I have considered fitting a cooler, but on my small bearing engine at least, I am not at all sure it is necessary.

hot idle around 15 psi at the dist bushing oil passage tap where the gauges are normalyl connected, but down stream, at the rear main, could be 6 psi.

Calvin - as you've already got a second sender & gauge - could you also please check the oil pressure at the front of the gallery (No.1 main bearing takeoff point), and compare that with the reading at the oil pump bush? The reason I'm asking is that this reading would be taken very close to the point at which oil flows into the gallery from the oil filter, and should give the highest pressure reading obtainable. If the oil pump bush is the cause of the restriction, then I would expect the reading from the front to be around 6psi higher than the reading at the usual oil pressure takeoff point (as this is at the mid-point of the oil passageway around the bush), and maybe 12 psi higher than the reading at the rear. I must admit I'm a little surprised that there is such a restriction at the oil pump bush, as the combined cross-sectional area of the two passageways around the bush is greater than the cross-sectional area of the gallery itself.
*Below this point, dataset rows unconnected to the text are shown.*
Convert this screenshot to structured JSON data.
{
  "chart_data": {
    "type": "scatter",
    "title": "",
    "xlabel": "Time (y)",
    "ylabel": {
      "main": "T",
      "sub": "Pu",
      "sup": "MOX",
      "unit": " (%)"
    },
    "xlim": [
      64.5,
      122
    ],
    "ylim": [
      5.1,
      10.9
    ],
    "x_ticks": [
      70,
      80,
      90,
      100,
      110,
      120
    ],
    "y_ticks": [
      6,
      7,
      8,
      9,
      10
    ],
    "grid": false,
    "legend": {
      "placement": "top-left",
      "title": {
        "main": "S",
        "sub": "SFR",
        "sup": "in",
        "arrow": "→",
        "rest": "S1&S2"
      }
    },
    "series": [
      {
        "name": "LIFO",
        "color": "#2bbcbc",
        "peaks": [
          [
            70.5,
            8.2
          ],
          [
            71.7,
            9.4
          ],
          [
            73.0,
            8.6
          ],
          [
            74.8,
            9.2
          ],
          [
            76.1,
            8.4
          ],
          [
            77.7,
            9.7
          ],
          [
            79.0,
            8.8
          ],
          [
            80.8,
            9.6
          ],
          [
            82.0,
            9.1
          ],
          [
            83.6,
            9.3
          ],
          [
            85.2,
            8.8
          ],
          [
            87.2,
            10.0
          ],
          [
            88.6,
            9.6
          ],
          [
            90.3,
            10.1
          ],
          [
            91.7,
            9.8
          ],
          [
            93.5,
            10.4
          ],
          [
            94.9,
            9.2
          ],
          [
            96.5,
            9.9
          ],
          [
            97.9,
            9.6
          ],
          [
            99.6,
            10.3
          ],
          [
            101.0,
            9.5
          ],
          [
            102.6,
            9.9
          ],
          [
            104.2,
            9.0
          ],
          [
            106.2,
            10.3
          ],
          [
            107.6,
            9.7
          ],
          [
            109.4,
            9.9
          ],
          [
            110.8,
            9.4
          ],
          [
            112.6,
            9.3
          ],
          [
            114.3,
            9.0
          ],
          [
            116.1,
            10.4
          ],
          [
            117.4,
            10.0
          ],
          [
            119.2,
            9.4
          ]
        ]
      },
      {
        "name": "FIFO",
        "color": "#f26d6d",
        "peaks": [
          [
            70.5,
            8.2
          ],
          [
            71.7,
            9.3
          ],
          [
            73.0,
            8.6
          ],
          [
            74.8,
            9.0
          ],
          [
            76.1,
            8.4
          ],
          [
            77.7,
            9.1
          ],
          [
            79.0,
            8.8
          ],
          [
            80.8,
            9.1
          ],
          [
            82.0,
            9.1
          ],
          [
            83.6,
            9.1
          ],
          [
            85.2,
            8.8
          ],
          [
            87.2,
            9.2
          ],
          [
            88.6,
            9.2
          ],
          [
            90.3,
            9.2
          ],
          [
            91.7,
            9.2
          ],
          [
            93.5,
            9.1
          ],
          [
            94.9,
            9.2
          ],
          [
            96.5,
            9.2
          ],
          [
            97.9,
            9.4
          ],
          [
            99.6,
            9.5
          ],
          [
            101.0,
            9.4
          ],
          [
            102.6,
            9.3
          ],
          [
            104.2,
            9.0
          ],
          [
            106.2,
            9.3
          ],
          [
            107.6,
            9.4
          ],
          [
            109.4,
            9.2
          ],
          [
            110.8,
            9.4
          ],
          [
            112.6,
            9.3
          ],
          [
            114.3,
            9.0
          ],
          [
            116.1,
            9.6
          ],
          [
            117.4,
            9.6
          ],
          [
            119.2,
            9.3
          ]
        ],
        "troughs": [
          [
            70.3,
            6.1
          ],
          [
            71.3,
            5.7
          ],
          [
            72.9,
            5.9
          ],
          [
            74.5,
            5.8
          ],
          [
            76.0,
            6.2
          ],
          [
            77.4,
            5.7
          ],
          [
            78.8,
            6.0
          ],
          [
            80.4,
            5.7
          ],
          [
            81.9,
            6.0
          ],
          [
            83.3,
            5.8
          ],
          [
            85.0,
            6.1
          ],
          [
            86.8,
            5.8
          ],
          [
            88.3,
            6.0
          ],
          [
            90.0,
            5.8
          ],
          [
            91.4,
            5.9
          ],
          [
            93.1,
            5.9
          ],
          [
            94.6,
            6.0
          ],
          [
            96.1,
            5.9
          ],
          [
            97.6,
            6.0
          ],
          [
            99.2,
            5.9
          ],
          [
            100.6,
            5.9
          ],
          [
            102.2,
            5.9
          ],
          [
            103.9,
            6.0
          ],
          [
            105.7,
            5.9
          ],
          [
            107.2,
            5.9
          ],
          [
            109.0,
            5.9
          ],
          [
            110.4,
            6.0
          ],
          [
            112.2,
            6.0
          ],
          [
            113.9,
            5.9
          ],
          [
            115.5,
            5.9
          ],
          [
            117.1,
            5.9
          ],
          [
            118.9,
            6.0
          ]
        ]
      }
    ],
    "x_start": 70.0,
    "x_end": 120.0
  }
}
If that is the case, I think I'll be reaching for the rotary grinder and enlarging the hole in the block around the narrow section of the oil pump bush - assuming I can get the grinder in there!

Marcus - I think you are correct, it's probably only the large journal crank engines which have the problems, and maybe only at higher engine speeds. The small journal cranks with the lighter conrods would place less loading on the crank & conrod bearings, and create less bearing drag.